Lock-free isn't necessarily any faster, but it can eliminate the possibility of deadlock or livelock, so you can guarantee that your program will always make progress toward finishing. With locks, it's difficult to make any such guarantee -- it's all too easy to miss some possible execution sequence that results in a deadlock.
Past that, it all depends. At least in my experience, differences in speed tend to depend more on the skill level deployed in the implementation than whether it uses locks or not.
Under Windows on x64, a straightforward (no combining array in front of the freelist) lock-free freelist is about an order of magnitude faster than a mutex based freelist.
On my laptop (Core i5), for a single thread, lock-free I get about 31 million freelist operations per second, vs for mutex about 2.3 million operations per second.

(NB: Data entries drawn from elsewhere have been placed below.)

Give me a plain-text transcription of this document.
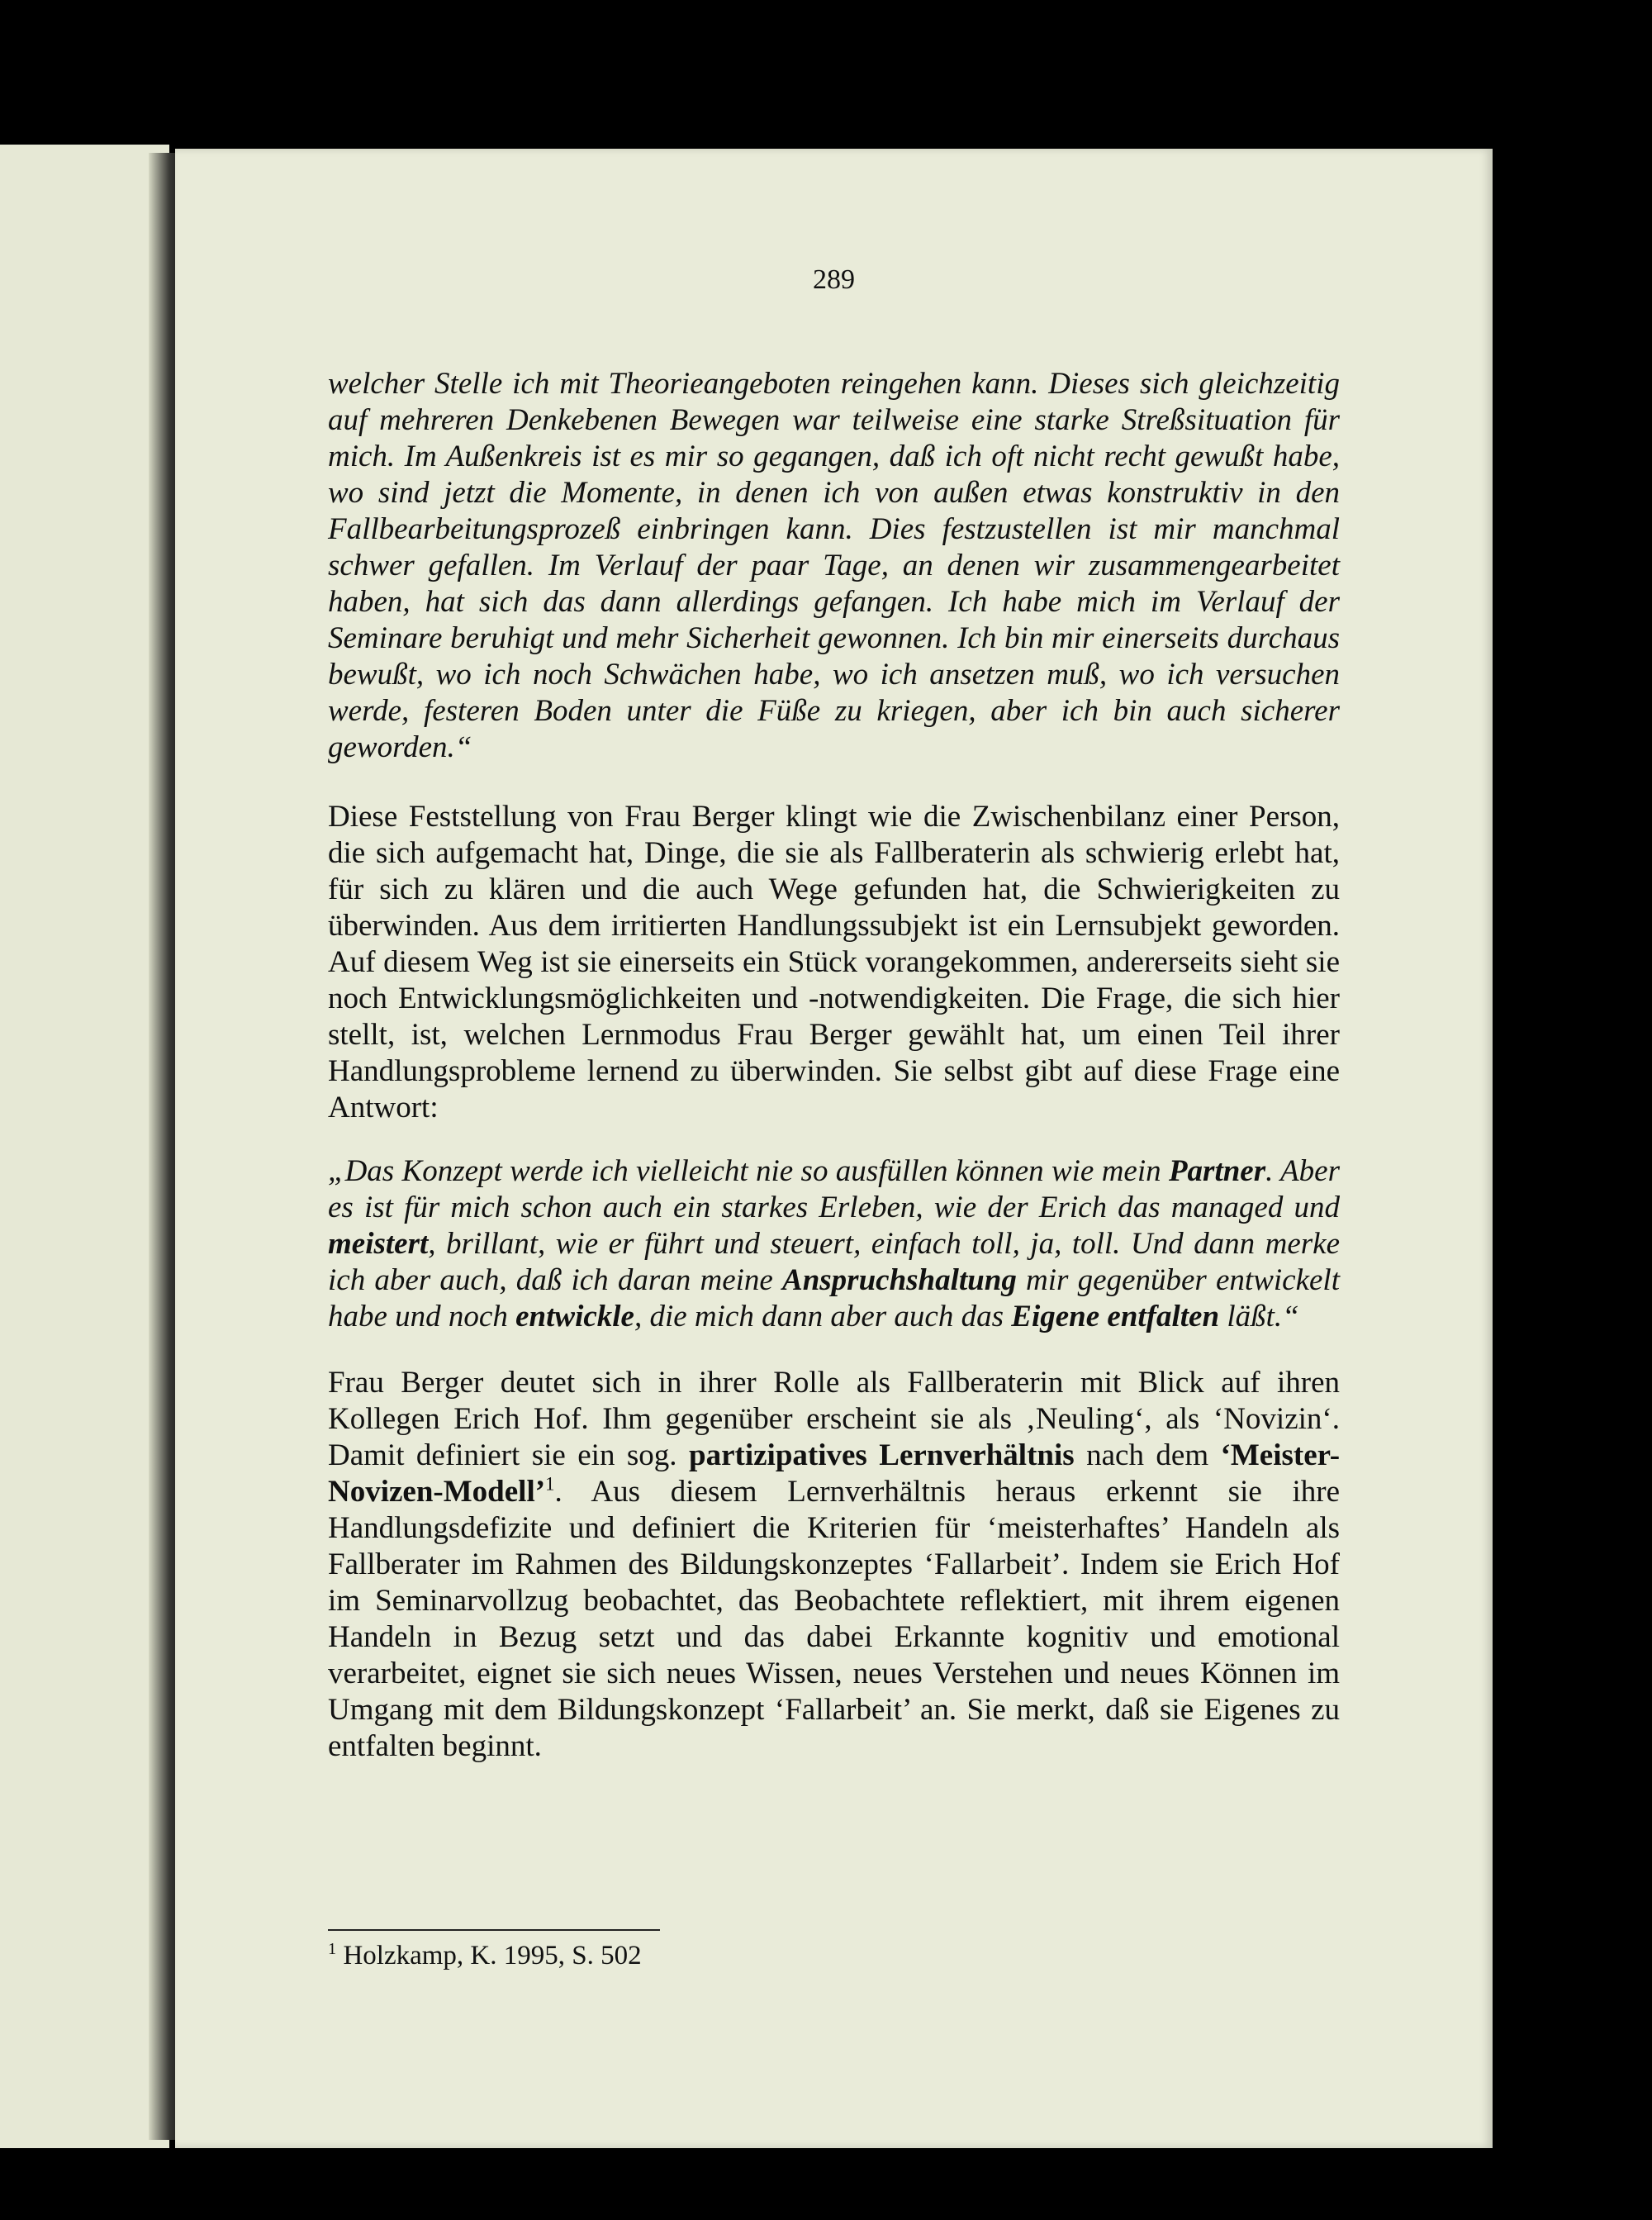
289

welcher Stelle ich mit Theorieangeboten reingehen kann. Dieses sich gleichzeitig auf mehreren Denkebenen Bewegen war teilweise eine starke Streßsituation für mich. Im Außenkreis ist es mir so gegangen, daß ich oft nicht recht gewußt habe, wo sind jetzt die Momente, in denen ich von außen etwas konstruktiv in den Fallbearbeitungsprozeß einbringen kann. Dies festzustellen ist mir manchmal schwer gefallen. Im Verlauf der paar Tage, an denen wir zusammengearbeitet haben, hat sich das dann allerdings gefangen. Ich habe mich im Verlauf der Seminare beruhigt und mehr Sicherheit gewonnen. Ich bin mir einerseits durchaus bewußt, wo ich noch Schwächen habe, wo ich ansetzen muß, wo ich versuchen werde, festeren Boden unter die Füße zu kriegen, aber ich bin auch sicherer geworden.“

Diese Feststellung von Frau Berger klingt wie die Zwischenbilanz einer Person, die sich aufgemacht hat, Dinge, die sie als Fallberaterin als schwierig erlebt hat, für sich zu klären und die auch Wege gefunden hat, die Schwierigkeiten zu überwinden. Aus dem irritierten Handlungssubjekt ist ein Lernsubjekt geworden. Auf diesem Weg ist sie einerseits ein Stück vorangekommen, andererseits sieht sie noch Entwicklungsmöglichkeiten und -notwendigkeiten. Die Frage, die sich hier stellt, ist, welchen Lernmodus Frau Berger gewählt hat, um einen Teil ihrer Handlungsprobleme lernend zu überwinden. Sie selbst gibt auf diese Frage eine Antwort:

„Das Konzept werde ich vielleicht nie so ausfüllen können wie mein Partner. Aber es ist für mich schon auch ein starkes Erleben, wie der Erich das managed und meistert, brillant, wie er führt und steuert, einfach toll, ja, toll. Und dann merke ich aber auch, daß ich daran meine Anspruchshaltung mir gegenüber entwickelt habe und noch entwickle, die mich dann aber auch das Eigene entfalten läßt.“

Frau Berger deutet sich in ihrer Rolle als Fallberaterin mit Blick auf ihren Kollegen Erich Hof. Ihm gegenüber erscheint sie als ‚Neuling‘, als ‘Novizin‘. Damit definiert sie ein sog. partizipatives Lernverhältnis nach dem ‘Meister-Novizen-Modell’$^1$. Aus diesem Lernverhältnis heraus erkennt sie ihre Handlungsdefizite und definiert die Kriterien für ‘meisterhaftes’ Handeln als Fallberater im Rahmen des Bildungskonzeptes ‘Fallarbeit’. Indem sie Erich Hof im Seminarvollzug beobachtet, das Beobachtete reflektiert, mit ihrem eigenen Handeln in Bezug setzt und das dabei Erkannte kognitiv und emotional verarbeitet, eignet sie sich neues Wissen, neues Verstehen und neues Können im Umgang mit dem Bildungskonzept ‘Fallarbeit’ an. Sie merkt, daß sie Eigenes zu entfalten beginnt.

$^1$ Holzkamp, K. 1995, S. 502
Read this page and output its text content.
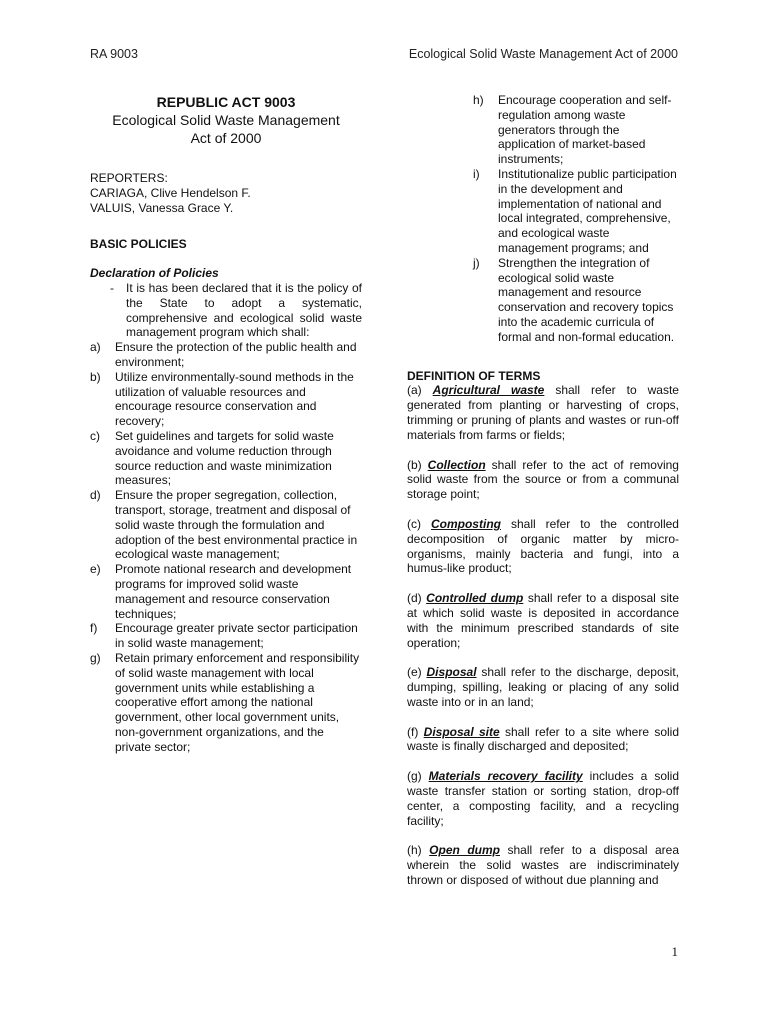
RA 9003	Ecological Solid Waste Management Act of 2000
REPUBLIC ACT 9003
Ecological Solid Waste Management
Act of 2000
REPORTERS:
CARIAGA, Clive Hendelson F.
VALUIS, Vanessa Grace Y.
BASIC POLICIES
Declaration of Policies
-	It is has been declared that it is the policy of the State to adopt a systematic, comprehensive and ecological solid waste management program which shall:
a)	Ensure the protection of the public health and environment;
b)	Utilize environmentally-sound methods in the utilization of valuable resources and encourage resource conservation and recovery;
c)	Set guidelines and targets for solid waste avoidance and volume reduction through source reduction and waste minimization measures;
d)	Ensure the proper segregation, collection, transport, storage, treatment and disposal of solid waste through the formulation and adoption of the best environmental practice in ecological waste management;
e)	Promote national research and development programs for improved solid waste management and resource conservation techniques;
f)	Encourage greater private sector participation in solid waste management;
g)	Retain primary enforcement and responsibility of solid waste management with local government units while establishing a cooperative effort among the national government, other local government units, non-government organizations, and the private sector;
h)	Encourage cooperation and self-regulation among waste generators through the application of market-based instruments;
i)	Institutionalize public participation in the development and implementation of national and local integrated, comprehensive, and ecological waste management programs; and
j)	Strengthen the integration of ecological solid waste management and resource conservation and recovery topics into the academic curricula of formal and non-formal education.
DEFINITION OF TERMS

(a) Agricultural waste shall refer to waste generated from planting or harvesting of crops, trimming or pruning of plants and wastes or run-off materials from farms or fields;

(b) Collection shall refer to the act of removing solid waste from the source or from a communal storage point;

(c) Composting shall refer to the controlled decomposition of organic matter by micro-organisms, mainly bacteria and fungi, into a humus-like product;

(d) Controlled dump shall refer to a disposal site at which solid waste is deposited in accordance with the minimum prescribed standards of site operation;

(e) Disposal shall refer to the discharge, deposit, dumping, spilling, leaking or placing of any solid waste into or in an land;

(f) Disposal site shall refer to a site where solid waste is finally discharged and deposited;

(g) Materials recovery facility includes a solid waste transfer station or sorting station, drop-off center, a composting facility, and a recycling facility;

(h) Open dump shall refer to a disposal area wherein the solid wastes are indiscriminately thrown or disposed of without due planning and

1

For two threads (on separate physical cores), with lock-free I get about 12.4 million freelist operations per thread. With a mutex, I get about 80 THOUSAND operations per second.
The primary advantage of genuinely lock-free algorithms is that they are robust even if a task gets waylaid (note that lock free is a tougher condition than "not using locks"(*)). While there are performance advantages to avoiding unnecessary locking, the best-performing data structures are often those which can operate locking in many cases, but which can use locks to minimize thrashing.
(*)I've seen some attempts at "lock free" multi-producer queues where a producer that got waylaid at the wrong time would prevent consumers from seeing any new items until it completed its work); such data structures shouldn't really be called "lock free". One producer that gets blocked won't block other producers from making progress, but may arbitrarily block consumers.